3. Aux termes de l’article R. 222-3 du code de la route : « Tout permis de conduire national, en cours de validité, délivré par un Etat ni membre de la Communauté européenne, ni partie à l’accord sur l’Espace économique européen, peut être reconnu en France jusqu’à l’expiration d’un délai d’un an après l’acquisition de la résidence normale de son titulaire. Pendant ce délai, il peut être échangé contre le permis français, sans que son titulaire soit tenu de subir les examens prévus au premier alinéa de l’article R. 221-2. Les conditions de cette reconnaissance et de cet échange sont définies par arrêté du ministre chargé des transports, après avis du ministre de la justice, du ministre de l’intérieur et du ministre des affaires étrangères (…) ».

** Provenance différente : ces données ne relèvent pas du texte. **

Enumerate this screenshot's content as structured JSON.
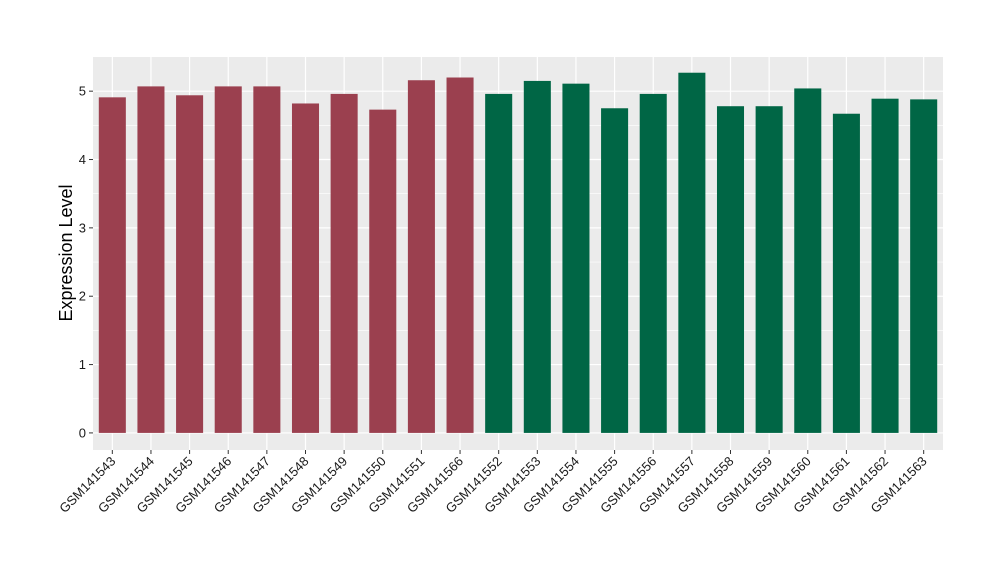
{
  "chart_data": {
    "type": "bar",
    "title": "",
    "xlabel": "",
    "ylabel": "Expression Level",
    "ylim": [
      -0.25,
      5.5
    ],
    "yticks": [
      0,
      1,
      2,
      3,
      4,
      5
    ],
    "grid": true,
    "legend": "none",
    "colors": {
      "panel_background": "#ebebeb",
      "grid_major": "#ffffff",
      "group_1": "#9b404f",
      "group_2": "#006645"
    },
    "categories": [
      "GSM141543",
      "GSM141544",
      "GSM141545",
      "GSM141546",
      "GSM141547",
      "GSM141548",
      "GSM141549",
      "GSM141550",
      "GSM141551",
      "GSM141566",
      "GSM141552",
      "GSM141553",
      "GSM141554",
      "GSM141555",
      "GSM141556",
      "GSM141557",
      "GSM141558",
      "GSM141559",
      "GSM141560",
      "GSM141561",
      "GSM141562",
      "GSM141563"
    ],
    "values": [
      4.91,
      5.07,
      4.94,
      5.07,
      5.07,
      4.82,
      4.96,
      4.73,
      5.16,
      5.2,
      4.96,
      5.15,
      5.11,
      4.75,
      4.96,
      5.27,
      4.78,
      4.78,
      5.04,
      4.67,
      4.89,
      4.88
    ],
    "groups": [
      1,
      1,
      1,
      1,
      1,
      1,
      1,
      1,
      1,
      1,
      2,
      2,
      2,
      2,
      2,
      2,
      2,
      2,
      2,
      2,
      2,
      2
    ]
  }
}
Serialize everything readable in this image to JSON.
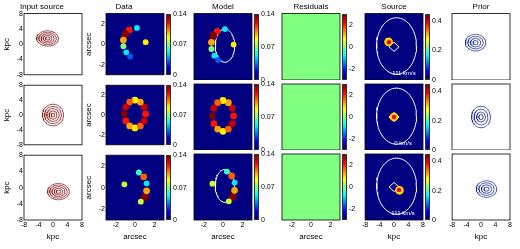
{
  "chart_data": [
    {
      "type": "contour",
      "title": "Input source",
      "ylabel": "kpc",
      "xlim": [
        -8,
        8
      ],
      "ylim": [
        -8,
        8
      ],
      "xticks": [
        -8,
        -4,
        0,
        4,
        8
      ],
      "yticks": [
        -8,
        -4,
        0,
        4,
        8
      ],
      "tick_labels": "y",
      "color": "#8b1a1a",
      "contours": [
        {
          "cx": -1.5,
          "cy": 1.5,
          "rx": 0.6,
          "ry": 0.4
        },
        {
          "cx": -1.5,
          "cy": 1.5,
          "rx": 1.2,
          "ry": 0.8
        },
        {
          "cx": -1.5,
          "cy": 1.5,
          "rx": 1.8,
          "ry": 1.2
        },
        {
          "cx": -1.5,
          "cy": 1.5,
          "rx": 2.4,
          "ry": 1.6
        },
        {
          "cx": -1.5,
          "cy": 1.5,
          "rx": 3.0,
          "ry": 2.0
        }
      ]
    },
    {
      "type": "image",
      "title": "Data",
      "ylabel": "arcsec",
      "xlim": [
        -3,
        3
      ],
      "ylim": [
        -3,
        3
      ],
      "xticks": [
        -2,
        0,
        2
      ],
      "yticks": [
        -2,
        0,
        2
      ],
      "tick_labels": "y",
      "background": 0,
      "colorbar": {
        "range": [
          0,
          0.14
        ],
        "ticks": [
          0,
          0.07,
          0.14
        ]
      },
      "image": [
        [
          -0.6,
          1.4,
          0.12,
          0.35
        ],
        [
          -1.0,
          1.0,
          0.14,
          0.4
        ],
        [
          -1.2,
          0.4,
          0.1,
          0.35
        ],
        [
          -1.2,
          -0.2,
          0.07,
          0.3
        ],
        [
          -0.9,
          -0.8,
          0.05,
          0.3
        ],
        [
          -0.5,
          -1.2,
          0.03,
          0.3
        ],
        [
          1.1,
          0.2,
          0.09,
          0.3
        ],
        [
          0.2,
          1.6,
          0.05,
          0.3
        ]
      ]
    },
    {
      "type": "image",
      "title": "Model",
      "xlim": [
        -3,
        3
      ],
      "ylim": [
        -3,
        3
      ],
      "xticks": [
        -2,
        0,
        2
      ],
      "yticks": [
        -2,
        0,
        2
      ],
      "tick_labels": false,
      "background": 0,
      "colorbar": {
        "range": [
          0,
          0.14
        ],
        "ticks": [
          0,
          0.07,
          0.14
        ]
      },
      "color": "#ffffff",
      "image": [
        [
          -0.6,
          1.4,
          0.12,
          0.35
        ],
        [
          -1.0,
          1.0,
          0.14,
          0.4
        ],
        [
          -1.2,
          0.4,
          0.1,
          0.35
        ],
        [
          -1.2,
          -0.2,
          0.07,
          0.3
        ],
        [
          -0.9,
          -0.8,
          0.05,
          0.3
        ],
        [
          -0.5,
          -1.2,
          0.03,
          0.3
        ],
        [
          1.1,
          0.2,
          0.09,
          0.3
        ],
        [
          0.2,
          1.6,
          0.05,
          0.3
        ]
      ],
      "curves": [
        {
          "cx": 0.2,
          "cy": 0.1,
          "rx": 1.0,
          "ry": 1.5
        }
      ]
    },
    {
      "type": "image",
      "title": "Residuals",
      "xlim": [
        -3,
        3
      ],
      "ylim": [
        -3,
        3
      ],
      "xticks": [
        -2,
        0,
        2
      ],
      "yticks": [
        -2,
        0,
        2
      ],
      "tick_labels": false,
      "background": 0,
      "colorbar": {
        "range": [
          -3,
          3
        ],
        "ticks": [
          -2,
          0,
          2
        ]
      }
    },
    {
      "type": "image",
      "title": "Source",
      "xlim": [
        -8,
        8
      ],
      "ylim": [
        -8,
        8
      ],
      "xticks": [
        -8,
        -4,
        0,
        4,
        8
      ],
      "yticks": [
        -8,
        -4,
        0,
        4,
        8
      ],
      "tick_labels": false,
      "background": 0,
      "colorbar": {
        "range": [
          0,
          0.45
        ],
        "ticks": [
          0,
          0.2,
          0.4
        ]
      },
      "color": "#ffffff",
      "image": [
        [
          -1.5,
          1.2,
          0.3,
          1.2
        ],
        [
          -1.4,
          1.1,
          0.4,
          0.6
        ]
      ],
      "curves": [
        {
          "cx": 0.7,
          "cy": 0.2,
          "rx": 5.5,
          "ry": 6.8
        }
      ],
      "polygons": [
        [
          [
            1.4,
            0
          ],
          [
            0,
            1.1
          ],
          [
            -1.4,
            0
          ],
          [
            0,
            -1.1
          ],
          [
            1.4,
            0
          ]
        ]
      ],
      "annotation": {
        "text": "-111 km/s",
        "x": 2.5,
        "y": -6.3
      }
    },
    {
      "type": "contour",
      "title": "Prior",
      "xlim": [
        -8,
        8
      ],
      "ylim": [
        -8,
        8
      ],
      "xticks": [
        -8,
        -4,
        0,
        4,
        8
      ],
      "yticks": [
        -8,
        -4,
        0,
        4,
        8
      ],
      "tick_labels": false,
      "color": "#1f2f8f",
      "contours": [
        {
          "cx": -1.5,
          "cy": 1.0,
          "rx": 0.7,
          "ry": 0.5
        },
        {
          "cx": -1.5,
          "cy": 1.0,
          "rx": 1.4,
          "ry": 1.0
        },
        {
          "cx": -1.5,
          "cy": 1.0,
          "rx": 2.1,
          "ry": 1.5
        },
        {
          "cx": -1.5,
          "cy": 1.0,
          "rx": 2.8,
          "ry": 2.0
        }
      ]
    },
    {
      "type": "contour",
      "ylabel": "kpc",
      "xlim": [
        -8,
        8
      ],
      "ylim": [
        -8,
        8
      ],
      "xticks": [
        -8,
        -4,
        0,
        4,
        8
      ],
      "yticks": [
        -8,
        -4,
        0,
        4,
        8
      ],
      "tick_labels": "y",
      "color": "#8b1a1a",
      "contours": [
        {
          "cx": 0,
          "cy": 0,
          "rx": 0.5,
          "ry": 0.5
        },
        {
          "cx": 0,
          "cy": 0,
          "rx": 1.1,
          "ry": 1.1
        },
        {
          "cx": 0,
          "cy": 0,
          "rx": 1.7,
          "ry": 1.7
        },
        {
          "cx": 0,
          "cy": 0,
          "rx": 2.3,
          "ry": 2.3
        },
        {
          "cx": 0,
          "cy": 0,
          "rx": 2.9,
          "ry": 2.9
        }
      ]
    },
    {
      "type": "image",
      "ylabel": "arcsec",
      "xlim": [
        -3,
        3
      ],
      "ylim": [
        -3,
        3
      ],
      "xticks": [
        -2,
        0,
        2
      ],
      "yticks": [
        -2,
        0,
        2
      ],
      "tick_labels": "y",
      "background": 0,
      "colorbar": {
        "range": [
          0,
          0.14
        ],
        "ticks": [
          0,
          0.07,
          0.14
        ]
      },
      "image": [
        [
          1.1,
          0.1,
          0.12,
          0.35
        ],
        [
          0.95,
          0.8,
          0.13,
          0.35
        ],
        [
          0.55,
          1.3,
          0.1,
          0.35
        ],
        [
          0,
          1.5,
          0.09,
          0.35
        ],
        [
          -0.55,
          1.3,
          0.11,
          0.35
        ],
        [
          -0.95,
          0.8,
          0.13,
          0.35
        ],
        [
          -1.1,
          0.1,
          0.14,
          0.35
        ],
        [
          -0.95,
          -0.6,
          0.12,
          0.35
        ],
        [
          -0.55,
          -1.1,
          0.1,
          0.35
        ],
        [
          0,
          -1.3,
          0.09,
          0.35
        ],
        [
          0.55,
          -1.1,
          0.11,
          0.35
        ],
        [
          0.95,
          -0.6,
          0.13,
          0.35
        ]
      ]
    },
    {
      "type": "image",
      "xlim": [
        -3,
        3
      ],
      "ylim": [
        -3,
        3
      ],
      "xticks": [
        -2,
        0,
        2
      ],
      "yticks": [
        -2,
        0,
        2
      ],
      "tick_labels": false,
      "background": 0,
      "colorbar": {
        "range": [
          0,
          0.14
        ],
        "ticks": [
          0,
          0.07,
          0.14
        ]
      },
      "image": [
        [
          1.1,
          0.1,
          0.12,
          0.35
        ],
        [
          0.95,
          0.8,
          0.13,
          0.35
        ],
        [
          0.55,
          1.3,
          0.1,
          0.35
        ],
        [
          0,
          1.5,
          0.09,
          0.35
        ],
        [
          -0.55,
          1.3,
          0.11,
          0.35
        ],
        [
          -0.95,
          0.8,
          0.13,
          0.35
        ],
        [
          -1.1,
          0.1,
          0.14,
          0.35
        ],
        [
          -0.95,
          -0.6,
          0.12,
          0.35
        ],
        [
          -0.55,
          -1.1,
          0.1,
          0.35
        ],
        [
          0,
          -1.3,
          0.09,
          0.35
        ],
        [
          0.55,
          -1.1,
          0.11,
          0.35
        ],
        [
          0.95,
          -0.6,
          0.13,
          0.35
        ]
      ]
    },
    {
      "type": "image",
      "xlim": [
        -3,
        3
      ],
      "ylim": [
        -3,
        3
      ],
      "xticks": [
        -2,
        0,
        2
      ],
      "yticks": [
        -2,
        0,
        2
      ],
      "tick_labels": false,
      "background": 0,
      "colorbar": {
        "range": [
          -3,
          3
        ],
        "ticks": [
          -2,
          0,
          2
        ]
      }
    },
    {
      "type": "image",
      "xlim": [
        -8,
        8
      ],
      "ylim": [
        -8,
        8
      ],
      "xticks": [
        -8,
        -4,
        0,
        4,
        8
      ],
      "yticks": [
        -8,
        -4,
        0,
        4,
        8
      ],
      "tick_labels": false,
      "background": 0,
      "colorbar": {
        "range": [
          0,
          0.45
        ],
        "ticks": [
          0,
          0.2,
          0.4
        ]
      },
      "color": "#ffffff",
      "image": [
        [
          0,
          0,
          0.3,
          1.2
        ],
        [
          0,
          0,
          0.4,
          0.6
        ]
      ],
      "curves": [
        {
          "cx": 0.7,
          "cy": 0.2,
          "rx": 5.5,
          "ry": 6.8
        }
      ],
      "polygons": [
        [
          [
            1.4,
            0
          ],
          [
            0,
            1.1
          ],
          [
            -1.4,
            0
          ],
          [
            0,
            -1.1
          ],
          [
            1.4,
            0
          ]
        ]
      ],
      "annotation": {
        "text": "0 km/s",
        "x": 2.5,
        "y": -6.3
      }
    },
    {
      "type": "contour",
      "xlim": [
        -8,
        8
      ],
      "ylim": [
        -8,
        8
      ],
      "xticks": [
        -8,
        -4,
        0,
        4,
        8
      ],
      "yticks": [
        -8,
        -4,
        0,
        4,
        8
      ],
      "tick_labels": false,
      "color": "#1f2f8f",
      "contours": [
        {
          "cx": 0,
          "cy": 0,
          "rx": 0.6,
          "ry": 0.6
        },
        {
          "cx": 0,
          "cy": 0,
          "rx": 1.2,
          "ry": 1.2
        },
        {
          "cx": 0,
          "cy": 0,
          "rx": 1.9,
          "ry": 1.9
        },
        {
          "cx": 0,
          "cy": 0,
          "rx": 2.6,
          "ry": 2.6
        }
      ]
    },
    {
      "type": "contour",
      "xlabel": "kpc",
      "ylabel": "kpc",
      "xlim": [
        -8,
        8
      ],
      "ylim": [
        -8,
        8
      ],
      "xticks": [
        -8,
        -4,
        0,
        4,
        8
      ],
      "yticks": [
        -8,
        -4,
        0,
        4,
        8
      ],
      "tick_labels": true,
      "color": "#8b1a1a",
      "contours": [
        {
          "cx": 1.5,
          "cy": -1.0,
          "rx": 0.6,
          "ry": 0.4
        },
        {
          "cx": 1.5,
          "cy": -1.0,
          "rx": 1.2,
          "ry": 0.8
        },
        {
          "cx": 1.5,
          "cy": -1.0,
          "rx": 1.8,
          "ry": 1.2
        },
        {
          "cx": 1.5,
          "cy": -1.0,
          "rx": 2.4,
          "ry": 1.6
        },
        {
          "cx": 1.5,
          "cy": -1.0,
          "rx": 3.0,
          "ry": 2.0
        }
      ]
    },
    {
      "type": "image",
      "xlabel": "arcsec",
      "ylabel": "arcsec",
      "xlim": [
        -3,
        3
      ],
      "ylim": [
        -3,
        3
      ],
      "xticks": [
        -2,
        0,
        2
      ],
      "yticks": [
        -2,
        0,
        2
      ],
      "tick_labels": true,
      "background": 0,
      "colorbar": {
        "range": [
          0,
          0.14
        ],
        "ticks": [
          0,
          0.07,
          0.14
        ]
      },
      "image": [
        [
          1.0,
          -0.9,
          0.14,
          0.4
        ],
        [
          1.2,
          -0.3,
          0.1,
          0.35
        ],
        [
          0.6,
          -1.3,
          0.08,
          0.3
        ],
        [
          0.9,
          1.0,
          0.11,
          0.35
        ],
        [
          0.4,
          1.4,
          0.06,
          0.3
        ],
        [
          -1.1,
          0.3,
          0.08,
          0.3
        ],
        [
          1.2,
          0.4,
          0.05,
          0.3
        ]
      ]
    },
    {
      "type": "image",
      "xlabel": "arcsec",
      "xlim": [
        -3,
        3
      ],
      "ylim": [
        -3,
        3
      ],
      "xticks": [
        -2,
        0,
        2
      ],
      "yticks": [
        -2,
        0,
        2
      ],
      "tick_labels": "x",
      "background": 0,
      "colorbar": {
        "range": [
          0,
          0.14
        ],
        "ticks": [
          0,
          0.07,
          0.14
        ]
      },
      "color": "#ffffff",
      "image": [
        [
          1.0,
          -0.9,
          0.14,
          0.4
        ],
        [
          1.2,
          -0.3,
          0.1,
          0.35
        ],
        [
          0.6,
          -1.3,
          0.08,
          0.3
        ],
        [
          0.9,
          1.0,
          0.11,
          0.35
        ],
        [
          0.4,
          1.4,
          0.06,
          0.3
        ],
        [
          -1.1,
          0.3,
          0.08,
          0.3
        ],
        [
          1.2,
          0.4,
          0.05,
          0.3
        ]
      ],
      "curves": [
        {
          "cx": 0.2,
          "cy": 0.1,
          "rx": 1.0,
          "ry": 1.5
        }
      ]
    },
    {
      "type": "image",
      "xlabel": "arcsec",
      "xlim": [
        -3,
        3
      ],
      "ylim": [
        -3,
        3
      ],
      "xticks": [
        -2,
        0,
        2
      ],
      "yticks": [
        -2,
        0,
        2
      ],
      "tick_labels": "x",
      "background": 0,
      "colorbar": {
        "range": [
          -3,
          3
        ],
        "ticks": [
          -2,
          0,
          2
        ]
      }
    },
    {
      "type": "image",
      "xlabel": "kpc",
      "xlim": [
        -8,
        8
      ],
      "ylim": [
        -8,
        8
      ],
      "xticks": [
        -8,
        -4,
        0,
        4,
        8
      ],
      "yticks": [
        -8,
        -4,
        0,
        4,
        8
      ],
      "tick_labels": "x",
      "background": 0,
      "colorbar": {
        "range": [
          0,
          0.45
        ],
        "ticks": [
          0,
          0.2,
          0.4
        ]
      },
      "color": "#ffffff",
      "image": [
        [
          1.5,
          -0.8,
          0.3,
          1.2
        ],
        [
          1.4,
          -0.7,
          0.4,
          0.6
        ]
      ],
      "curves": [
        {
          "cx": 0.7,
          "cy": 0.2,
          "rx": 5.5,
          "ry": 6.8
        }
      ],
      "polygons": [
        [
          [
            1.4,
            0
          ],
          [
            0,
            1.1
          ],
          [
            -1.4,
            0
          ],
          [
            0,
            -1.1
          ],
          [
            1.4,
            0
          ]
        ]
      ],
      "annotation": {
        "text": "111 km/s",
        "x": 2.5,
        "y": -6.3
      }
    },
    {
      "type": "contour",
      "xlabel": "kpc",
      "xlim": [
        -8,
        8
      ],
      "ylim": [
        -8,
        8
      ],
      "xticks": [
        -8,
        -4,
        0,
        4,
        8
      ],
      "yticks": [
        -8,
        -4,
        0,
        4,
        8
      ],
      "tick_labels": "x",
      "color": "#1f2f8f",
      "contours": [
        {
          "cx": 1.5,
          "cy": -0.5,
          "rx": 0.7,
          "ry": 0.5
        },
        {
          "cx": 1.5,
          "cy": -0.5,
          "rx": 1.4,
          "ry": 1.0
        },
        {
          "cx": 1.5,
          "cy": -0.5,
          "rx": 2.1,
          "ry": 1.5
        },
        {
          "cx": 1.5,
          "cy": -0.5,
          "rx": 2.8,
          "ry": 2.0
        }
      ]
    }
  ]
}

4. L’article 7 de l’arrêté du 12 janvier 2012 fixant les conditions de reconnaissance et d’échange des permis de conduire délivrés par les Etats n’appartenant ni à l’Union européenne, ni à l’Espace économique européen dispose : « A. - Avant tout échange, l’autorité administrative compétente s’assure de l’authenticité du titre de conduite et, en cas de doute, de la validité des droits. / B. - Pour vérifier l’authenticité du titre de conduite, l’autorité administrative compétente sollicite, le cas échéant, l’aide d’un service spécialisé dans la détection de la fraude documentaire. (…) / E.- Si le caractère frauduleux du titre est établi, l’échange n’a pas lieu et le titre est retiré par l’autorité administrative compétente, qui saisit le procureur de la République en le lui transmettant ».

5. Il ressort des énonciations du jugement attaqué que, pour rejeter la demande de Mme A..., le tribunal administratif, qui n’a pas omis d’examiner les documents qu’elle produisait, a retenu que ni ces documents ni ses allégations relatives à la mauvaise qualité du papier employé par l’administration algérienne ne permettaient d’invalider les conclusions des deux rapports d’examen technique réalisés à la demande du préfet de Loire-Atlantique, selon lesquels le permis présenté à l’échange portait une photographie d’identité modifiée ne permettant pas de le regarder comme authentique. Il a pu, sans erreur de droit, déduire de ces motifs, suffisants, qu’en prenant la décision du 7 juillet 2022, le préfet de la Loire-Atlantique n’avait pas fait une inexacte application des dispositions de l’article 7 de l’arrêté interministériel du 12 janvier 2012.

6. Il résulte de tout ce qui précède que le pourvoi de Mme A... doit être rejeté, ainsi que, par suite, ses conclusions présentées au titre de l’article L. 761-1 du code de justice administrative.





D E C I D E :
--------------

Article 1er : Le pourvoi de Mme A... est rejeté.

Article 2 : La présente décision sera notifiée à Mme B... A... et au ministre d’Etat, ministre de l’intérieur.